Remember Kinnock at GE1992

It is perhaps worth reminding ourselves what happened last time and how the received opinion of those who risk their money betting on politics got it totally wrong.

At exactly this point, 9.20am on the Tuesday beforehand, a CON majority traded at 81% on Betfair. Over the next two and half days it was to go even higher only for things to be brought back to earth by the exit poll at 2200 on the Thursday.

The fact that this was the pattern at the last election in no way means it is going to be pattern at this one and it said it might be that the polling is all wrong and that Johnson is heading for an even bigger majority than its being indicated at the moment.

I just wonder, and I throw this into the mix for discussion not because I believe it to be the case,  whether we could be seeing a 1992 situation. Then all the polls indicated that Neil kinnock’s LAB party was heading for victory and indeed after his famous Sheffield rally on the Friday before for it looked a near certainty. But of course it wasn’t and John Major came in with a surprise majority with a 7% popular vote margin that nothing  beforehand had indicated was going to happen.
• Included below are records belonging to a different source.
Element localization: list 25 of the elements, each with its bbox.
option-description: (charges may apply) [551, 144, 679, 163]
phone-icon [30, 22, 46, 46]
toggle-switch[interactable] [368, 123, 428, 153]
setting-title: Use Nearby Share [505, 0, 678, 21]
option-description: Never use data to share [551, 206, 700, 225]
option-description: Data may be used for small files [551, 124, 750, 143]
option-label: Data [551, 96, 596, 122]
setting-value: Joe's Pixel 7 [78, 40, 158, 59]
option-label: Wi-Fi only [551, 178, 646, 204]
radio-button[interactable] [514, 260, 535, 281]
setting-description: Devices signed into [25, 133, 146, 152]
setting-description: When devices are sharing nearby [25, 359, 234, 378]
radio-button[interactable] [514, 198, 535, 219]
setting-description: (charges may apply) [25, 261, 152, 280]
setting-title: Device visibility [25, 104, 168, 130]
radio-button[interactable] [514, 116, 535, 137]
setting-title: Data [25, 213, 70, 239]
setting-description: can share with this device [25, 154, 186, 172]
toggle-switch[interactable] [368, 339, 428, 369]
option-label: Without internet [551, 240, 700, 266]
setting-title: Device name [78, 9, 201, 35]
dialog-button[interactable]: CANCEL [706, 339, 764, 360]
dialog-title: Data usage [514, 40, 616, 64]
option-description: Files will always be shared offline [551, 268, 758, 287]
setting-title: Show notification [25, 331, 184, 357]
In the post mortems afterwards a lot was put down to polling error and all the talk was about shy Tories who weren’t being recorded properly in the voting intention surveys. My view is very different because I was standing as a candidate in that election and I very much remember how on the Tuesday night beforehand the mood on the doorstep totally changed. The friendly receptions we’d been getting  in areas of the constituency where we knew we were strong suddenly changed. Nobody wanted to talk and and the reaction was very negative.

My reading of that election was that it was the apparent certainty of a Kinnock victory that caused voters to ponder as they made their mind up ahead of polling day day. Did they really want Kinnock to be there Prime Minister as was being widely predicted by just about all the pundits and the polls.

Looking back they weren’t voting for John Major but were rejecting Neil Kinnock.

Could that possibly happen with Mr Johnson? Maybe but probably not. I throw this into the discussion because things can happen in the final two days to turn an election.